The company said ore processed rose by 8% to 1.04 million tonnes during the period, while the processing rate increased by 7% to 146 tonnes per hour.
Quarterly results also reflected year-on-year gains. Ore processed increased by 5% to 255,320 tonnes, while the processing rate rose by 9% to 153 tonnes per hour. Tin concentrate production climbed by 20% to 453 tonnes, with contained tin output up 19% to 271 tonnes.
Chief Executive Officer Anthony Viljoen said the quarter marked a key step in the company’s long-term strategy.
“The fourth quarter has been a defining period for Andrada. We are delivering on our strategy of consolidating highly prospective historic mining assets and attracting world-class partners to accelerate their development, at a time of strong commodity prices and the growing strategic importance of critical minerals,” he said.
The company attributed the improved performance to enhanced plant stability, higher feed grades and improved recovery rates, which reached 73% during the quarter. It said the gains reflect ongoing optimisation initiatives at its operations.
During the period, Andrada prioritised tin production over tantalum recovery to take advantage of elevated tin prices, which reached approximately N$940,000 (US$55,000) per tonne towards the end of the financial year. The strategy, together with higher output and cost optimisation, supported positive cash flow.
The company also advanced several strategic initiatives aimed at supporting long-term growth and diversification.
At Brandberg West, Andrada secured a phased investment partnership with ACAM LP valued at N$871 million (US$51 million), with an initial N$107 million (US$10 million) already received. The funding will support feasibility studies, tailings recovery and pit optimisation. Historical drilling at the site has confirmed high-grade mineralisation, including up to 10.55% tin, 3.53% tungsten and 1.95% copper.
“The conclusion of the Brandberg West partnership with ACAM provides exposure to a high-grade tungsten project with associated tin and copper credits, at a time of strong tungsten prices,” Viljoen said.
At Lithium Ridge, initial drilling results confirmed high-grade lithium mineralisation of up to 3.02% Li₂O, alongside tin and tantalum. The project is being advanced in partnership with global lithium producer SQM, with early results indicating the potential for a large-scale, long-life polymetallic asset.

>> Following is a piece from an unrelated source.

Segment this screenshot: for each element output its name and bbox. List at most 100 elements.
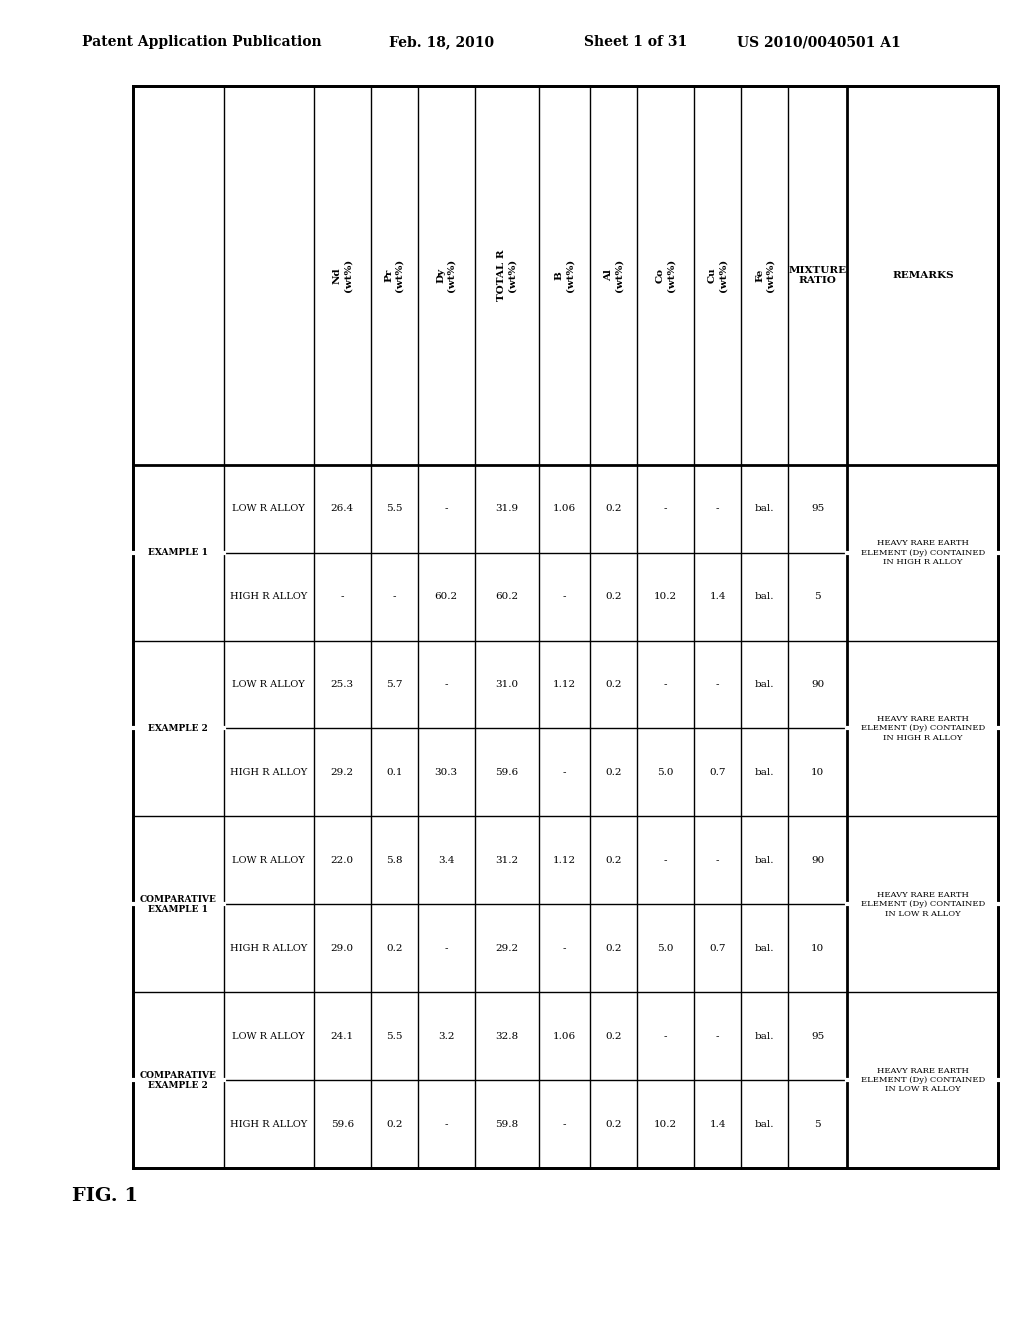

“The geological work undertaken this quarter at Lithium Ridge indicates that it could emerge as a significant lithium discovery. The accelerated drilling programme in partnership with SQM will support rapid advancement of the project,” Viljoen said.
At Uis, Andrada’s subsidiary, Uis Tin Mining Company, secured up to N$39 million (€2 million) in non-dilutive funding from the European Investment Bank. The funding will support a feasibility study to integrate lithium processing into the existing operation.
“Tin concentrate production increased by 20% year-on-year, reflecting continued operational improvements and supporting cash flow generation across the group. The extension of our partnership with our tin off-taker, Thaisarco, as well as funding from the European Investment Bank, adds further value as we scale production at Uis,” Viljoen said.